Спал беспокойно из-за разразившейся к вечеру грозы. Меня вырвали из забытья раскаты грома и невнятный рёв, доносившиеся из-за брезентовых стен палатки. Мне показалось, будто кто-то плачет и жалуется на ненастье. А может быть этот неведомый некто так же, как и я болен, горит в жару? Да, тело моё действительно горело в жару. Кости ломило. В глазах плыли цветные круги. Я слышал жалобные стоны. Так стонет терзаемое тяжким недугом существо. Спросонья я принялся соображать, всё ли снаружи упрятано от дождя. Не раскидает ли ветер оставленные снаружи вещи, не похитит ли их жалобно ревущее, неприкаянное существо. Мысли мои путались. Ясно помню одно: я ничуть не боялся ни грохота грозы, ни собственного одиночества. Однако беспокойство выгнало меня из палатки. И лишь после того, как в лицо мне ударили холодные струя дождя, я сообразил, что весь мой скудный скарб прекрасно разместился в палатке и снаружи не осталось ровно ничего. Однако что-то заставляло меня оставаться вне палатки. Струи дождя хлестали по лицу, словно плети. Я пытался закрыться от них рукой, меня колотил усиливающийся озноб, но я упрямо всматривался в озаряемые частыми вспышками окрестности. Стоны и рёв не утихали. Среди вспышек молний я пытался рассмотреть их источник, и порой мне казалось, будто я действительно вижу чей-то лик. Человеческий или звериный – не разобрать. Личина старого, занедужевшего существа то возникала передо мной, то исчезала в непроглядной тьме ненастной ночи. Наконец, совершенно измотанный усиливающимся ознобом, вымокший насквозь, я решил вернуться в палатку.
Тихое и ясное утро не принесло мне облегчения. Мне удалось сберечь в сухости некоторое количество дров и, главное, спички. Трясясь в ознобе, я тем не менее смог развести костёр и заварить себе тёплого чая. Среди моих пожитков оказался не только аспирин, но и некоторое количество флаконов пенициллина в ампулах для инъекций. Уже тогда я знал, что пенициллин – антибиотик, убивающий в организме человека любую заразу. Но вот шприц я по беспечности не захватил, не подумал о том, что придётся ставить себе уколы. В то же время я понимал, что прогнать хворь без лекарства не удастся. Проглотив содержимое двух пенициллиновых флаконов и наугад несколько пилюль из своей походной аптечки, я почувствовал некоторое облегчение. Жар ослаб, но боль и першение в глотке усилились. Меня начал терзать голод. Пришлось доставать из чехла ружьё, снаряжать его и тащиться к ближайшим зарослям ивняка в поисках хоть какой-нибудь дичи. Долгие блуждания без воды, усталость, недомогание и бурная грозовая ночь не выбили из моей головы романтические бредни, и я воображал себя эдаким Робинзоном Крузо, единственным насельником Великой Чёрной тайги.
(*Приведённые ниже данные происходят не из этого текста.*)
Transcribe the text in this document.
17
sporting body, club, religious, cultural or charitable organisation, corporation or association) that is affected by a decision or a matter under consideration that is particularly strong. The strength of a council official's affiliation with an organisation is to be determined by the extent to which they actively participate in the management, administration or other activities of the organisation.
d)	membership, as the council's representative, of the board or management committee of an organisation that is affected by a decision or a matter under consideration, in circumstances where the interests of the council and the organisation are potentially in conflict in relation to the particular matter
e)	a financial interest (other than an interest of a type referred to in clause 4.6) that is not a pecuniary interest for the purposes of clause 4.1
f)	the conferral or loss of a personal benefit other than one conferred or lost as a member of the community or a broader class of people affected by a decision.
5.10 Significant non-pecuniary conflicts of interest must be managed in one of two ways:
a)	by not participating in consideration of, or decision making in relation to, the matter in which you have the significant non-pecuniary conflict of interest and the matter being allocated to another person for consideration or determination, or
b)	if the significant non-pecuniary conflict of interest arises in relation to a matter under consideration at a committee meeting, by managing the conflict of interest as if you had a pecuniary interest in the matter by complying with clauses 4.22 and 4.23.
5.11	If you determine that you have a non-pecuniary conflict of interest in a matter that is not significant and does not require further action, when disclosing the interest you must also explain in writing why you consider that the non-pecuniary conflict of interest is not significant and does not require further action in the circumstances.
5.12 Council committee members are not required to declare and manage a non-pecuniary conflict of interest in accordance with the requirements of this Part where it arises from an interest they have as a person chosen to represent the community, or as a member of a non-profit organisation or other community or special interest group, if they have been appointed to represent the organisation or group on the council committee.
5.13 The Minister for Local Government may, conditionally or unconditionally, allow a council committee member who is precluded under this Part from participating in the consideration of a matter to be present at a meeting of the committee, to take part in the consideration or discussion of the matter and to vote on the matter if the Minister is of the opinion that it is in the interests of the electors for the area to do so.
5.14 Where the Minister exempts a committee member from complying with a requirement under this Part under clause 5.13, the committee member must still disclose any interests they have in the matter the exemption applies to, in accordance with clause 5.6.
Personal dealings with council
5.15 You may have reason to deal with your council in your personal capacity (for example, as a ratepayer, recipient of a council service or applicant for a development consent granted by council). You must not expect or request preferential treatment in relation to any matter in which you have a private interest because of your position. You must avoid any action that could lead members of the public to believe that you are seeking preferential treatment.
Впрочем, войдя ясным утром с ружьём в заросли ивняка, я не знал ещё, что тайга Велика и Черна. Я рассчитывал подстрелить какую-нибудь пернатую дичь. Несмотря на недомогание, я всё же надеялся на удачу. Ночная буря сменилась невыносимой влажной духотой. Под моими ногами проминался и хлюпал болотистый кочкарник. Ещё вчера страдавший от недостатка воды, сейчас я буквально тонул в ней, время от времени по колено проваливаясь в болото. Неподалёку, сквозь ветви ивняка, блестела вода небольшого озерца. Я уже битый час бродил по его болотистым берегам в поисках дичи, и всё зазря.